This morning I heard a radio broadcaster say that she felt sorry for Tom Brady. Even though he won five Super Bowl rings as a Patriot already, she felt bad for him that he and his team didn’t walk away with the Lombardi Trophy yesterday. I found that comment very interesting. I could see if she was a huge Patriots fan, but she wasn’t. That comment got me thinking…when is enough, enough?
When are enough Super Bowl rings enough? When are enough fans or followers enough? When is enough money enough?
I thought back to my 20s and considered the various jobs I had and how I longed for more money. I felt I didn’t have nearly enough. If $12,000 then $18,000 wasn’t enough, what about $30,000? Then came a nice raise, a significant bonus, and then a promotion. But was that enough?
Consider this. If you won or earned one million dollars, would you take risks and work hard to increase that number to five million? Suppose you had five million—would you consider yourself wealthy enough to relax and pursue non-monetary goals, or would you push onward to reach ten million dollars?
When is enough, enough?
This is a question I’ve pondered throughout my life. It’s not a simple question, but one I have found important to allow me to re-focus and bring greater awareness to true meaning in my life. And even though this is a very personal question, it’s true that you pay a price to continue onward and upward, and you pay a price to stop.
As I contemplated “enough”, I thought through several examples.
- My husband and I own one bed for us and one futon for company. I don’t see a need for another one.
- My husband and I each own a somewhat modest vehicle. It would be fun to drive around a sports car on date nights, but we certainly don’t need one.
- A new handbag is something I treat myself to on occasion, but how many handbags does a women really need? The answer is one, maybe two, but certainly not more. Yet, I do own more than two.
So the question I began to ask myself was, “Does having more than two handbags offer me more happiness?” The answer for me is, “No, not really.” And does having more than two take more time out of my day to swap handbags and transfer everything from one to another? Yes, it certainly does. So it is possible to have too much of a good thing? Can less actually be better than more? Once again, the answer for me was, “Yes.”
I then considered, at what point does more money become meaningless in terms of quality of my life?

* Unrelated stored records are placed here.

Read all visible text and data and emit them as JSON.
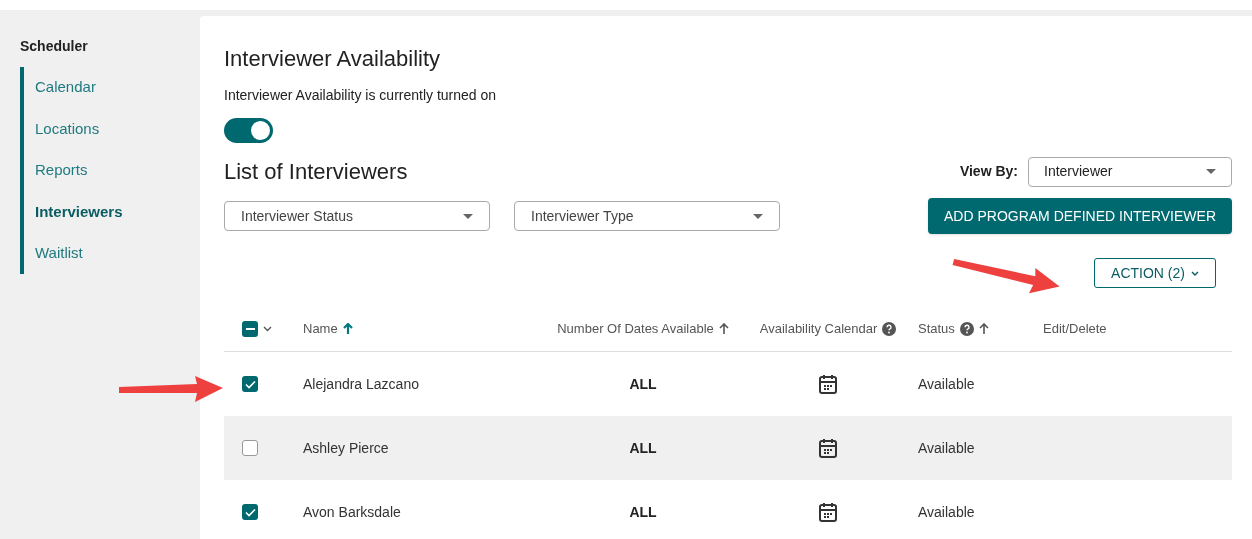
{
  "sidebar": {
    "title": "Scheduler",
    "items": [
      {
        "label": "Calendar",
        "selected": false
      },
      {
        "label": "Locations",
        "selected": false
      },
      {
        "label": "Reports",
        "selected": false
      },
      {
        "label": "Interviewers",
        "selected": true
      },
      {
        "label": "Waitlist",
        "selected": false
      }
    ]
  },
  "section": {
    "title": "Interviewer Availability",
    "description": "Interviewer Availability is currently turned on",
    "toggle_on": true
  },
  "list": {
    "title": "List of Interviewers",
    "view_by_label": "View By:",
    "view_by_value": "Interviewer",
    "filters": [
      "Interviewer Status",
      "Interviewer Type"
    ],
    "add_button": "ADD PROGRAM DEFINED INTERVIEWER",
    "action_button": "ACTION (2)"
  },
  "table": {
    "select_all_indeterminate": true,
    "columns": [
      {
        "label": "Name",
        "sortable": true,
        "sort_active": true,
        "help": false
      },
      {
        "label": "Number Of Dates Available",
        "sortable": true,
        "sort_active": false,
        "help": false
      },
      {
        "label": "Availability Calendar",
        "sortable": false,
        "help": true
      },
      {
        "label": "Status",
        "sortable": true,
        "sort_active": false,
        "help": true
      },
      {
        "label": "Edit/Delete",
        "sortable": false,
        "help": false
      }
    ],
    "rows": [
      {
        "name": "Alejandra Lazcano",
        "dates": "ALL",
        "status": "Available",
        "checked": true
      },
      {
        "name": "Ashley Pierce",
        "dates": "ALL",
        "status": "Available",
        "checked": false
      },
      {
        "name": "Avon Barksdale",
        "dates": "ALL",
        "status": "Available",
        "checked": true
      }
    ]
  }
}
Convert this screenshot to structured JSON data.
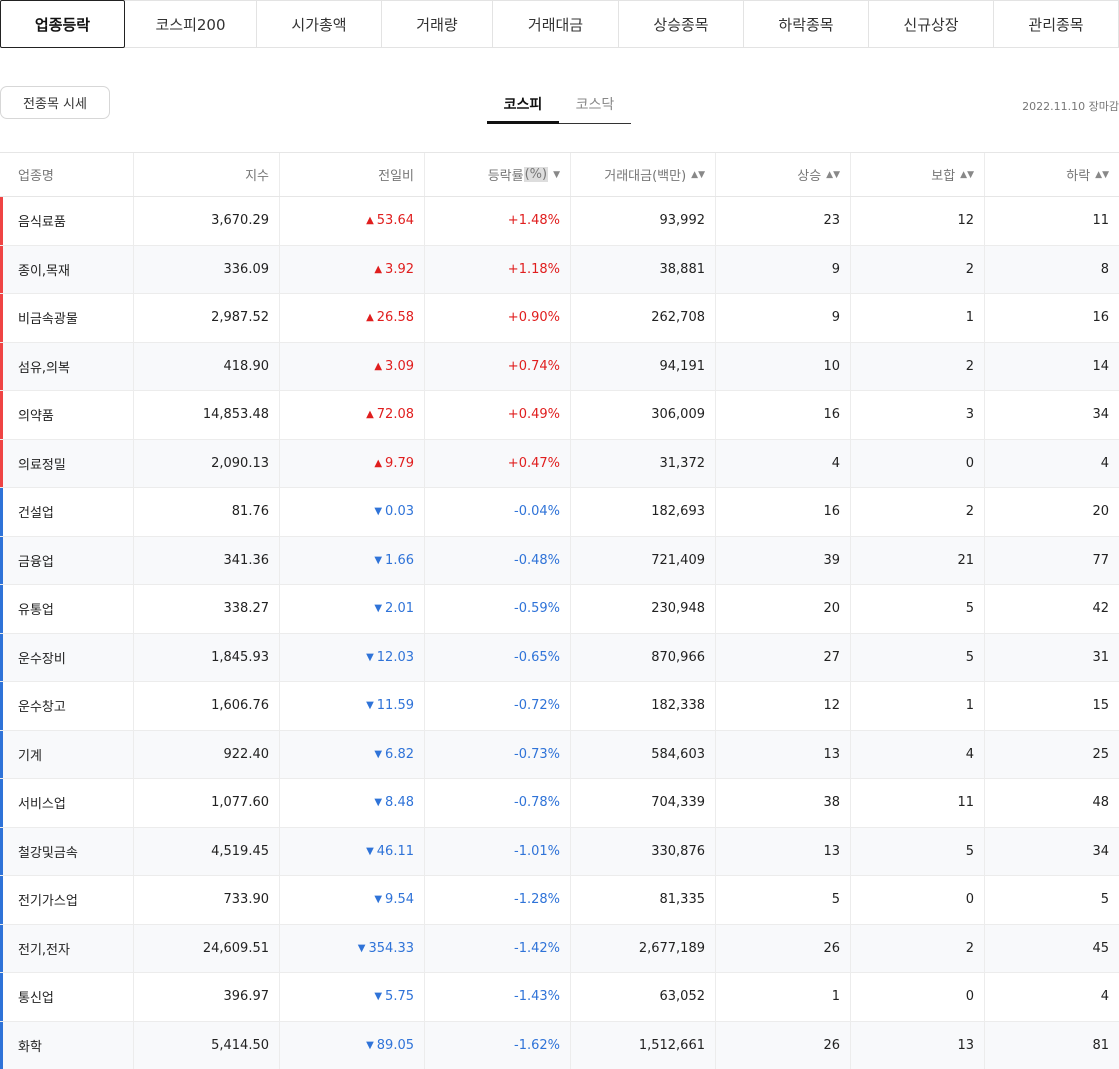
{
  "top_tabs": [
    "업종등락",
    "코스피200",
    "시가총액",
    "거래량",
    "거래대금",
    "상승종목",
    "하락종목",
    "신규상장",
    "관리종목"
  ],
  "all_button": "전종목 시세",
  "market_tabs": [
    "코스피",
    "코스닥"
  ],
  "date_text": "2022.11.10 장마감",
  "columns": {
    "name": "업종명",
    "index": "지수",
    "change": "전일비",
    "rate_pre": "등락률",
    "rate_pct": "(%)",
    "amount": "거래대금(백만)",
    "rise": "상승",
    "flat": "보합",
    "fall": "하락"
  },
  "icons": {
    "up": "▲",
    "down": "▼",
    "sort": "▲▼",
    "desc": "▼"
  },
  "colors": {
    "up": "#e01e1e",
    "down": "#2f73d8"
  },
  "rows": [
    {
      "name": "음식료품",
      "index": "3,670.29",
      "change": "53.64",
      "rate": "+1.48%",
      "amount": "93,992",
      "rise": "23",
      "flat": "12",
      "fall": "11",
      "dir": "up"
    },
    {
      "name": "종이,목재",
      "index": "336.09",
      "change": "3.92",
      "rate": "+1.18%",
      "amount": "38,881",
      "rise": "9",
      "flat": "2",
      "fall": "8",
      "dir": "up"
    },
    {
      "name": "비금속광물",
      "index": "2,987.52",
      "change": "26.58",
      "rate": "+0.90%",
      "amount": "262,708",
      "rise": "9",
      "flat": "1",
      "fall": "16",
      "dir": "up"
    },
    {
      "name": "섬유,의복",
      "index": "418.90",
      "change": "3.09",
      "rate": "+0.74%",
      "amount": "94,191",
      "rise": "10",
      "flat": "2",
      "fall": "14",
      "dir": "up"
    },
    {
      "name": "의약품",
      "index": "14,853.48",
      "change": "72.08",
      "rate": "+0.49%",
      "amount": "306,009",
      "rise": "16",
      "flat": "3",
      "fall": "34",
      "dir": "up"
    },
    {
      "name": "의료정밀",
      "index": "2,090.13",
      "change": "9.79",
      "rate": "+0.47%",
      "amount": "31,372",
      "rise": "4",
      "flat": "0",
      "fall": "4",
      "dir": "up"
    },
    {
      "name": "건설업",
      "index": "81.76",
      "change": "0.03",
      "rate": "-0.04%",
      "amount": "182,693",
      "rise": "16",
      "flat": "2",
      "fall": "20",
      "dir": "down"
    },
    {
      "name": "금융업",
      "index": "341.36",
      "change": "1.66",
      "rate": "-0.48%",
      "amount": "721,409",
      "rise": "39",
      "flat": "21",
      "fall": "77",
      "dir": "down"
    },
    {
      "name": "유통업",
      "index": "338.27",
      "change": "2.01",
      "rate": "-0.59%",
      "amount": "230,948",
      "rise": "20",
      "flat": "5",
      "fall": "42",
      "dir": "down"
    },
    {
      "name": "운수장비",
      "index": "1,845.93",
      "change": "12.03",
      "rate": "-0.65%",
      "amount": "870,966",
      "rise": "27",
      "flat": "5",
      "fall": "31",
      "dir": "down"
    },
    {
      "name": "운수창고",
      "index": "1,606.76",
      "change": "11.59",
      "rate": "-0.72%",
      "amount": "182,338",
      "rise": "12",
      "flat": "1",
      "fall": "15",
      "dir": "down"
    },
    {
      "name": "기계",
      "index": "922.40",
      "change": "6.82",
      "rate": "-0.73%",
      "amount": "584,603",
      "rise": "13",
      "flat": "4",
      "fall": "25",
      "dir": "down"
    },
    {
      "name": "서비스업",
      "index": "1,077.60",
      "change": "8.48",
      "rate": "-0.78%",
      "amount": "704,339",
      "rise": "38",
      "flat": "11",
      "fall": "48",
      "dir": "down"
    },
    {
      "name": "철강및금속",
      "index": "4,519.45",
      "change": "46.11",
      "rate": "-1.01%",
      "amount": "330,876",
      "rise": "13",
      "flat": "5",
      "fall": "34",
      "dir": "down"
    },
    {
      "name": "전기가스업",
      "index": "733.90",
      "change": "9.54",
      "rate": "-1.28%",
      "amount": "81,335",
      "rise": "5",
      "flat": "0",
      "fall": "5",
      "dir": "down"
    },
    {
      "name": "전기,전자",
      "index": "24,609.51",
      "change": "354.33",
      "rate": "-1.42%",
      "amount": "2,677,189",
      "rise": "26",
      "flat": "2",
      "fall": "45",
      "dir": "down"
    },
    {
      "name": "통신업",
      "index": "396.97",
      "change": "5.75",
      "rate": "-1.43%",
      "amount": "63,052",
      "rise": "1",
      "flat": "0",
      "fall": "4",
      "dir": "down"
    },
    {
      "name": "화학",
      "index": "5,414.50",
      "change": "89.05",
      "rate": "-1.62%",
      "amount": "1,512,661",
      "rise": "26",
      "flat": "13",
      "fall": "81",
      "dir": "down"
    }
  ]
}
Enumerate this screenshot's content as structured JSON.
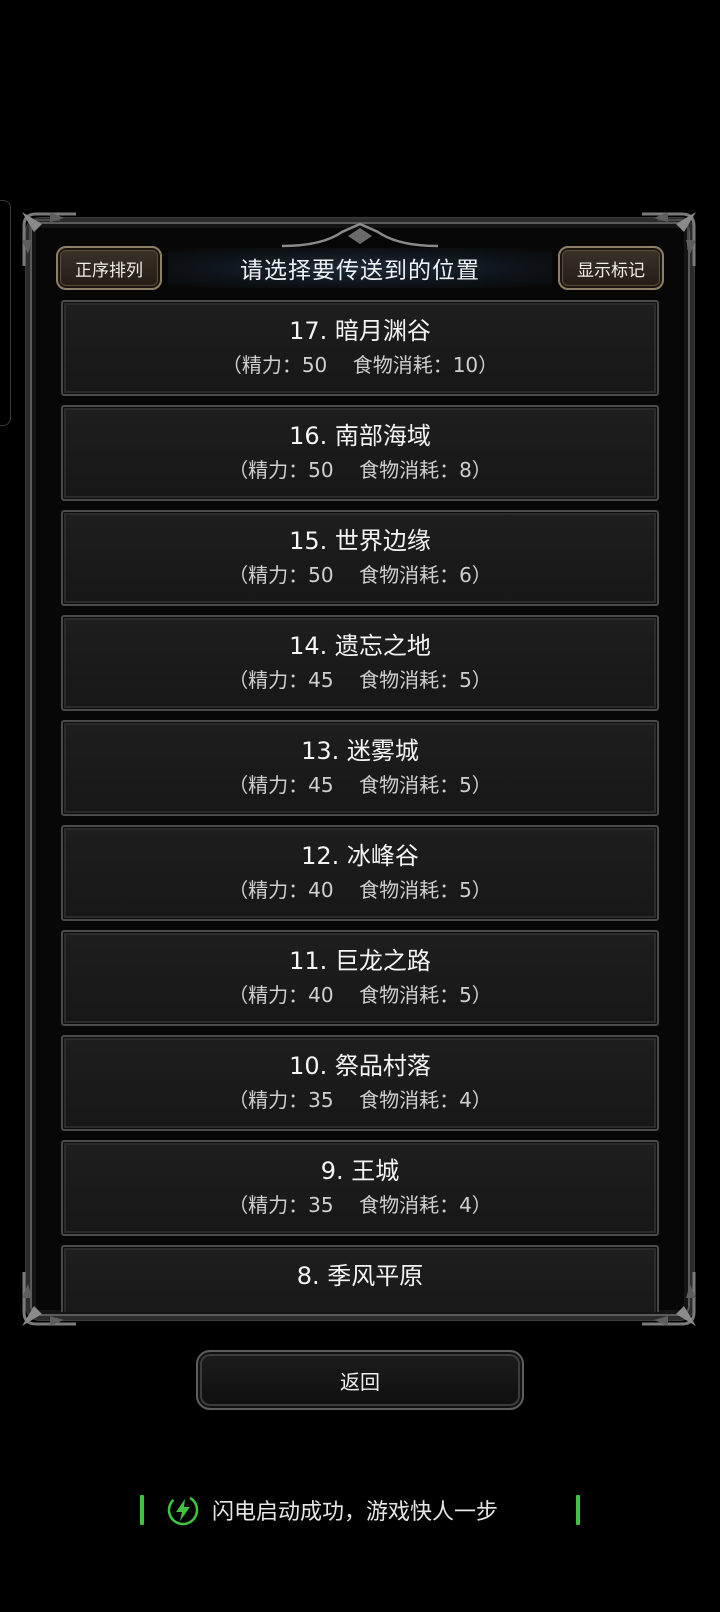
{
  "header": {
    "title": "请选择要传送到的位置",
    "sort_label": "正序排列",
    "marker_label": "显示标记"
  },
  "locations": [
    {
      "name": "17. 暗月渊谷",
      "cost": "（精力：50    食物消耗：10）"
    },
    {
      "name": "16. 南部海域",
      "cost": "（精力：50    食物消耗：8）"
    },
    {
      "name": "15. 世界边缘",
      "cost": "（精力：50    食物消耗：6）"
    },
    {
      "name": "14. 遗忘之地",
      "cost": "（精力：45    食物消耗：5）"
    },
    {
      "name": "13. 迷雾城",
      "cost": "（精力：45    食物消耗：5）"
    },
    {
      "name": "12. 冰峰谷",
      "cost": "（精力：40    食物消耗：5）"
    },
    {
      "name": "11. 巨龙之路",
      "cost": "（精力：40    食物消耗：5）"
    },
    {
      "name": "10. 祭品村落",
      "cost": "（精力：35    食物消耗：4）"
    },
    {
      "name": "9. 王城",
      "cost": "（精力：35    食物消耗：4）"
    },
    {
      "name": "8. 季风平原",
      "cost": ""
    }
  ],
  "footer": {
    "back_label": "返回"
  },
  "toast": {
    "text": "闪电启动成功，游戏快人一步",
    "accent_color": "#3fc43f"
  }
}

As a fairly new resident of Colorado, moving to this state from Wisconsin was a huge shock in terms of cost of living. One example is our home, which was about double the price than in WI for similar quality and square footage. I find myself saying, “If we had a little extra money, we could…” But I’m not sure that is true.
My sister recently visited us from out of state. We had a fabulous time hanging out and experiencing new places together, one being Red Rocks Amphitheater & Park. I’ve always wanted to see this geological marvel with a breath-taking panoramic view of Denver and beyond. She recommended eating at the famous restaurant located onsite called Ship Rock Grille. What an amazing experience, which I can describe as incredible awe.
As I reflect back on the adventure to Red Rocks, it clearly didn’t take a lot of money (gas and lunch) to engage in an incredible experience, but it did take some time and descent health to maneuver around. Likewise, enjoying the company of my sister, niece and nephew-in-law didn’t cost me much money while they were here, but it did require some time to spend with them, cultivating and growing those relationships—which I very much enjoyed doing and personally value tremendously.
So then I got to thinking, “Can more money actually lead to less happiness and perhaps even less freedom?”
Look at famous football players, for instance. They have the ability to buy what they want, but they don’t have the freedom to go where they want without becoming targets of unwanted attention. And when they can’t take their families out to a local venue for some fun because of being bothered for autographs, not only is their freedom limited, but so in the quality of their life experiences.
So the message I share today is that true happiness in life likely doesn’t come from having more; instead, it comes from nurturing what you already have deeper and more meaningfully. And just as those underdog Eagles rose above for the pinnacle football victory yesterday—they surely made a lot of money because of winning—but the experience for each of them as first-time champions will likely be the memory they fondly recall and share heartfelt stories about for many years to come.